Ex-racehorses can have successful careers in another discipline or as a pleasure horse. Commonly referred to as OTTBs -- for "off-the-track thoroughbreds" -- these horses may have retired from a successful or semi-successful racing career; may show no interest in or talent for racing; or have an injury that makes them unsuitable for racing but still able to perform in another sport or be used for lighter riding. Understanding racehorse training will help you in your retraining efforts.
- Skill level:
Ask the horse's current owner or trainer about the horse's training. Some thoroughbred racehorses are trained to race -- period. Other racing trainers and racehorse owners understand that racing is usually a short-term career, and train their horses to be ridden, not just raced. The difference can be important as you begin retraining, such as whether your horse is used to having a rider's full weight at the trot and canter, instead of a fast posting trot or two-point position of a jockey.
Teach your horse to stand for mounting.

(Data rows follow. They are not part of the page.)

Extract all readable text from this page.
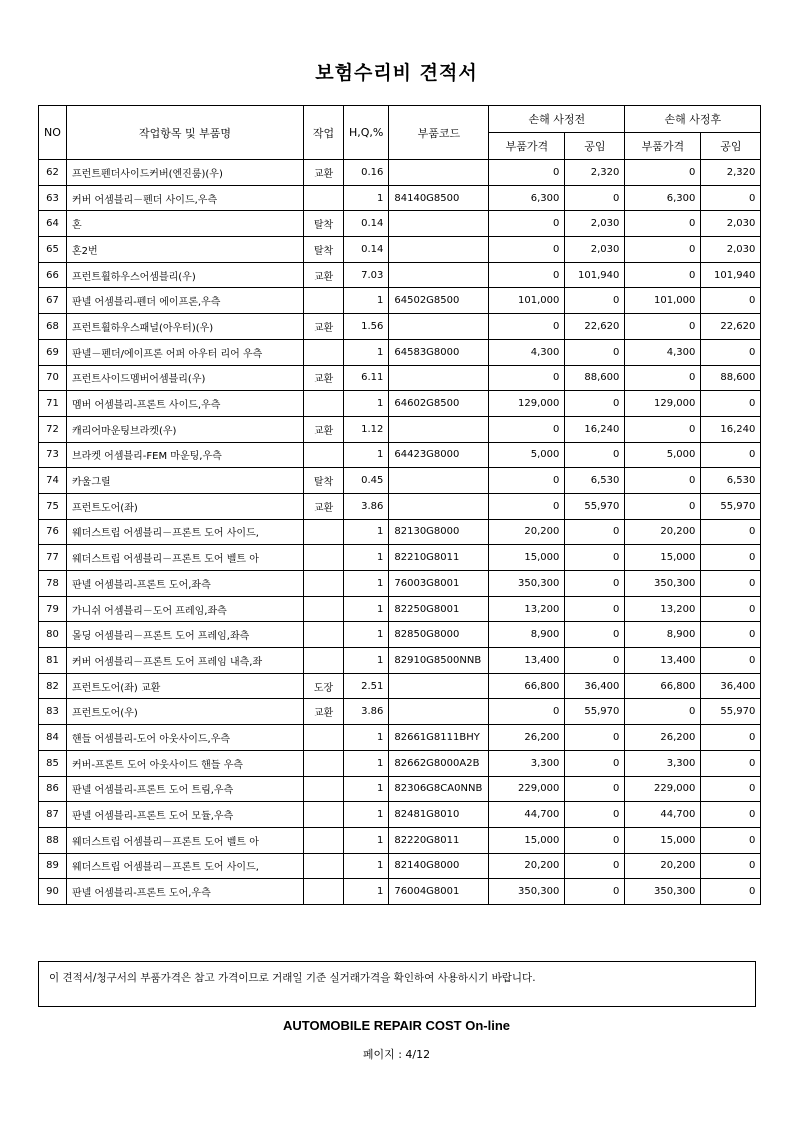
보험수리비 견적서
NO	작업항목 및 부품명	작업	H,Q,%	부품코드	손해 사정전		손해 사정후	
					부품가격	공임	부품가격	공임
62	프런트펜더사이드커버(엔진룸)(우)	교환	0.16		0	2,320	0	2,320
63	커버 어셈블리－펜더 사이드,우측		1	84140G8500	6,300	0	6,300	0
64	혼	탈착	0.14		0	2,030	0	2,030
65	혼2번	탈착	0.14		0	2,030	0	2,030
66	프런트휠하우스어셈블리(우)	교환	7.03		0	101,940	0	101,940
67	판넬 어셈블리-펜더 에이프론,우측		1	64502G8500	101,000	0	101,000	0
68	프런트휠하우스패널(아우터)(우)	교환	1.56		0	22,620	0	22,620
69	판넬－펜더/에이프론 어퍼 아우터 리어 우측		1	64583G8000	4,300	0	4,300	0
70	프런트사이드멤버어셈블리(우)	교환	6.11		0	88,600	0	88,600
71	멤버 어셈블리-프론트 사이드,우측		1	64602G8500	129,000	0	129,000	0
72	캐리어마운팅브라켓(우)	교환	1.12		0	16,240	0	16,240
73	브라켓 어셈블리-FEM 마운팅,우측		1	64423G8000	5,000	0	5,000	0
74	카울그릴	탈착	0.45		0	6,530	0	6,530
75	프런트도어(좌)	교환	3.86		0	55,970	0	55,970
76	웨더스트립 어셈블리－프론트 도어 사이드,		1	82130G8000	20,200	0	20,200	0
77	웨더스트립 어셈블리－프론트 도어 벨트 아		1	82210G8011	15,000	0	15,000	0
78	판넬 어셈블리-프론트 도어,좌측		1	76003G8001	350,300	0	350,300	0
79	가니쉬 어셈블리－도어 프레임,좌측		1	82250G8001	13,200	0	13,200	0
80	몰딩 어셈블리－프론트 도어 프레임,좌측		1	82850G8000	8,900	0	8,900	0
81	커버 어셈블리－프론트 도어 프레임 내측,좌		1	82910G8500NNB	13,400	0	13,400	0
82	프런트도어(좌) 교환	도장	2.51		66,800	36,400	66,800	36,400
83	프런트도어(우)	교환	3.86		0	55,970	0	55,970
84	핸들 어셈블리-도어 아웃사이드,우측		1	82661G8111BHY	26,200	0	26,200	0
85	커버-프론트 도어 아웃사이드 핸들 우측		1	82662G8000A2B	3,300	0	3,300	0
86	판넬 어셈블리-프론트 도어 트림,우측		1	82306G8CA0NNB	229,000	0	229,000	0
87	판넬 어셈블리-프론트 도어 모듈,우측		1	82481G8010	44,700	0	44,700	0
88	웨더스트립 어셈블리－프론트 도어 벨트 아		1	82220G8011	15,000	0	15,000	0
89	웨더스트립 어셈블리－프론트 도어 사이드,		1	82140G8000	20,200	0	20,200	0
90	판넬 어셈블리-프론트 도어,우측		1	76004G8001	350,300	0	350,300	0
이 견적서/청구서의 부품가격은 참고 가격이므로 거래일 기준 실거래가격을 확인하여 사용하시기 바랍니다.
AUTOMOBILE REPAIR COST On-line
페이지 : 4/12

Laura Whitfield, trainer and owner of Poseidon Sport Horses in Hutto, Texas, notes that OTTBs are used to being "mounted on the fly." Says Whitfield: "You must consistently teach them to stand for mounting from the ground or using a mounting block. This can take patience, but if you cannot safely mount your horse, you need to work on it until you can." Whitfield adds that in the early stages of the training, she asks the horse to walk off fairly promptly after mounting, but then builds on that until she can walk up to the mounting block, have the horse swing into the proper position, and then stand, balanced and immobile, until asked to move.

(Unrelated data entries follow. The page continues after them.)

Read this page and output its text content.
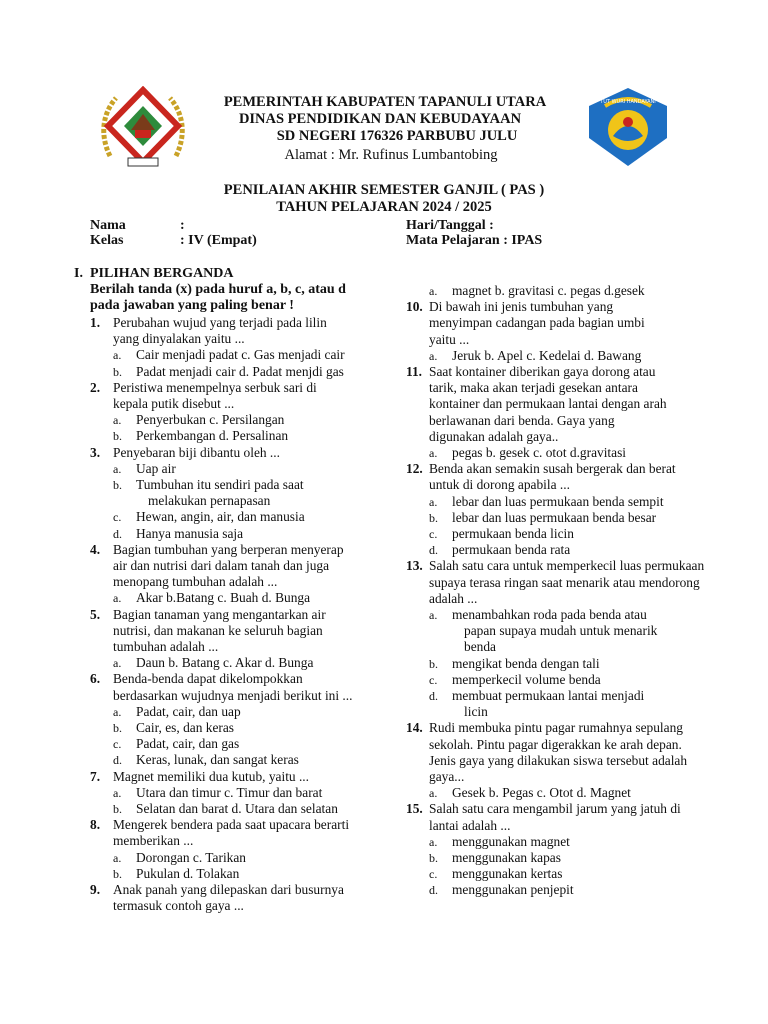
TUT WURI HANDAYANI
PEMERINTAH KABUPATEN TAPANULI UTARA
DINAS PENDIDIKAN DAN KEBUDAYAAN
SD NEGERI 176326 PARBUBU JULU
Alamat : Mr. Rufinus Lumbantobing
PENILAIAN AKHIR SEMESTER GANJIL ( PAS )
TAHUN PELAJARAN 2024 / 2025
Nama	:
Kelas	: IV (Empat)
Hari/Tanggal :
Mata Pelajaran : IPAS
I. PILIHAN BERGANDA
Berilah tanda (x) pada huruf a, b, c, atau d
pada jawaban yang paling benar !
1. Perubahan wujud yang terjadi pada lilin
yang dinyalakan yaitu ...
a. Cair menjadi padat c. Gas menjadi cair
b. Padat menjadi cair d. Padat menjdi gas
2. Peristiwa menempelnya serbuk sari di
kepala putik disebut ...
a. Penyerbukan c. Persilangan
b. Perkembangan d. Persalinan
3. Penyebaran biji dibantu oleh ...
a. Uap air
b. Tumbuhan itu sendiri pada saat
melakukan pernapasan
c. Hewan, angin, air, dan manusia
d. Hanya manusia saja
4. Bagian tumbuhan yang berperan menyerap
air dan nutrisi dari dalam tanah dan juga
menopang tumbuhan adalah ...
a. Akar b.Batang c. Buah d. Bunga
5. Bagian tanaman yang mengantarkan air
nutrisi, dan makanan ke seluruh bagian
tumbuhan adalah ...
a. Daun b. Batang c. Akar d. Bunga
6. Benda-benda dapat dikelompokkan
berdasarkan wujudnya menjadi berikut ini ...
a. Padat, cair, dan uap
b. Cair, es, dan keras
c. Padat, cair, dan gas
d. Keras, lunak, dan sangat keras
7. Magnet memiliki dua kutub, yaitu ...
a. Utara dan timur c. Timur dan barat
b. Selatan dan barat d. Utara dan selatan
8. Mengerek bendera pada saat upacara berarti
memberikan ...
a. Dorongan c. Tarikan
b. Pukulan d. Tolakan
9. Anak panah yang dilepaskan dari busurnya
termasuk contoh gaya ...
a. magnet b. gravitasi c. pegas d.gesek
10. Di bawah ini jenis tumbuhan yang
menyimpan cadangan pada bagian umbi
yaitu ...
a. Jeruk b. Apel c. Kedelai d. Bawang
11. Saat kontainer diberikan gaya dorong atau
tarik, maka akan terjadi gesekan antara
kontainer dan permukaan lantai dengan arah
berlawanan dari benda. Gaya yang
digunakan adalah gaya..
a. pegas b. gesek c. otot d.gravitasi
12. Benda akan semakin susah bergerak dan berat
untuk di dorong apabila ...
a. lebar dan luas permukaan benda sempit
b. lebar dan luas permukaan benda besar
c. permukaan benda licin
d. permukaan benda rata
13. Salah satu cara untuk memperkecil luas permukaan
supaya terasa ringan saat menarik atau mendorong
adalah ...
a. menambahkan roda pada benda atau
papan supaya mudah untuk menarik
benda
b. mengikat benda dengan tali
c. memperkecil volume benda
d. membuat permukaan lantai menjadi
licin
14. Rudi membuka pintu pagar rumahnya sepulang
sekolah. Pintu pagar digerakkan ke arah depan.
Jenis gaya yang dilakukan siswa tersebut adalah
gaya...
a. Gesek b. Pegas c. Otot d. Magnet
15. Salah satu cara mengambil jarum yang jatuh di
lantai adalah ...
a. menggunakan magnet
b. menggunakan kapas
c. menggunakan kertas
d. menggunakan penjepit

Expose your horse to as many different "common" things as possible. One of the advantages of training ex-racehorses is that they have already been exposed to a lot of activity, such as noise and crowds. What they may not be used to are some of the things that horses on a typical farm might see, such as cows and other animals. Your ex-racehorse may be more comfortable at a busy horse show than on a quiet, country trail. Plan as many outings in different settings as possible to help his physical and mental states, while building trust and confidence.

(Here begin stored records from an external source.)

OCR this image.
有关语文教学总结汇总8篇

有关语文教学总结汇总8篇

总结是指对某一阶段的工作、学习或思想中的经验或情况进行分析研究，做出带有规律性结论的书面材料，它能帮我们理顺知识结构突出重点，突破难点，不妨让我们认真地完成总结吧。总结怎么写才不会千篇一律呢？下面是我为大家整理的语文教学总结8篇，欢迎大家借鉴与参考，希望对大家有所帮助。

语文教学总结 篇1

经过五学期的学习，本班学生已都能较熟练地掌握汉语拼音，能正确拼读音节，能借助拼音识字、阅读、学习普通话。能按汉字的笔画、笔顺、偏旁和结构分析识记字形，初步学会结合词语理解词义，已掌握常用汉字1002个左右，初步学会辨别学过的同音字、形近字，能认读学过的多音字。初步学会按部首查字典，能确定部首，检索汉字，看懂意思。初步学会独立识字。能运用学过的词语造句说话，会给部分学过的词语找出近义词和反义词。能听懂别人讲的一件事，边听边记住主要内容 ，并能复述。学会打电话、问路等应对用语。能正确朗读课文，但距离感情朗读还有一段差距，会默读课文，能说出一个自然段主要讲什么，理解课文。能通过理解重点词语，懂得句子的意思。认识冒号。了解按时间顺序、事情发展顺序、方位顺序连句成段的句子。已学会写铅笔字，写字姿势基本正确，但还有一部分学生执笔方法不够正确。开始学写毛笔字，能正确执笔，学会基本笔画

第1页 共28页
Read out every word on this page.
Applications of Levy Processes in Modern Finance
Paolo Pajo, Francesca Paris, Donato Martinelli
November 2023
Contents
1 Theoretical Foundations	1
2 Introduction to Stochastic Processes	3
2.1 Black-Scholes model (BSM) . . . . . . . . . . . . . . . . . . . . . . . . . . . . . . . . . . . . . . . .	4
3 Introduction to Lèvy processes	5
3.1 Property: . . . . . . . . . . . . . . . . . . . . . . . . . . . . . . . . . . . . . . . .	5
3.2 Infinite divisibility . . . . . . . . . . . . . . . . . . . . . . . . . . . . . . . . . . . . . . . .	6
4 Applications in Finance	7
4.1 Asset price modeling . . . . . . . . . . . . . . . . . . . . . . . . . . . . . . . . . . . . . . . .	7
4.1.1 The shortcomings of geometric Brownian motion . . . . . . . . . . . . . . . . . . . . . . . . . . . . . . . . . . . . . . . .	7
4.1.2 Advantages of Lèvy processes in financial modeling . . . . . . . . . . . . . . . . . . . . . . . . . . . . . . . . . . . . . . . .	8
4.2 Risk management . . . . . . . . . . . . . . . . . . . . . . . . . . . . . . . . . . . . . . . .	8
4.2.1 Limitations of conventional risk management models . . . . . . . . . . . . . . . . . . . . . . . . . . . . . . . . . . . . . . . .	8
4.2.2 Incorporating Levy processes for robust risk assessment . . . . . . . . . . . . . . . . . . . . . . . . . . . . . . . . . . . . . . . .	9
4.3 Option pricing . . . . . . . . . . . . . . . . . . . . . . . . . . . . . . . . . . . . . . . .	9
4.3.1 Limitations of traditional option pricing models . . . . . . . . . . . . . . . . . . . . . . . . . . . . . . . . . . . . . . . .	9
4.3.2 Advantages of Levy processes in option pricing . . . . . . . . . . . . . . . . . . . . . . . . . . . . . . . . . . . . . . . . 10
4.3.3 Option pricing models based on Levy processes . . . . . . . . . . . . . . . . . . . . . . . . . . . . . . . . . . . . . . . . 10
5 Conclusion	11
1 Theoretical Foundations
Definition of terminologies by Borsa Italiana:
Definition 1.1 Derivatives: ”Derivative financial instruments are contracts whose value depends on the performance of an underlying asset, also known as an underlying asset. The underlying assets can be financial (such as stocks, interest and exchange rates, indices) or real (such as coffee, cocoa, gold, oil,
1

Start riding your horse at the walk with a soft hand. Practice regulating his pace with soft half-halts and straightening your shoulders back to slow him. Pulling back on the reins with your hands should be your last cue for him to slow or stop and if you do pull, release quickly -- racehorses are used to grabbing the bit against the jockey's hands and running. When the pressure on their mouth is released, they slow down and jig instead of walk. You need to help him adjust to a softer feel and slower paces.
Build muscle at the walk and trot. Not only does this help you two establish a relationship, but you do not want him to be back-sore, which is common for ex-racehorses. They are not accustomed to a lot of riding on their backs, so starting out with a sitting trot and canter will be difficult and unfair. This slower training also allows your horse to understand mentally that when you get up in your two-point position at the canter, he should not race. Do as much of this early on with other horses in the arena if possible, so he knows that he does not have to compete against them.
Tips and warnings
- Thoroughbreds are wonderful, sensitive horses. If you are nervous and fearful, they will sense it, and their natural instinct is to flee from fear. Take as much time as needed to develop a relationship with your horse on the ground. If you are still nervous, have an experienced friend or trainer get on him first, and then hold the horse while you get on, with your friend leading you. Never rush your training.
- To avoid pain-related issues when you first bring your thoroughbred ex-racehorse home, have him checked and adjusted by a chiropractor. This can prevent bolting and bucking from pain. Also have your equine dentist or veterinarian check his teeth before riding for the first time.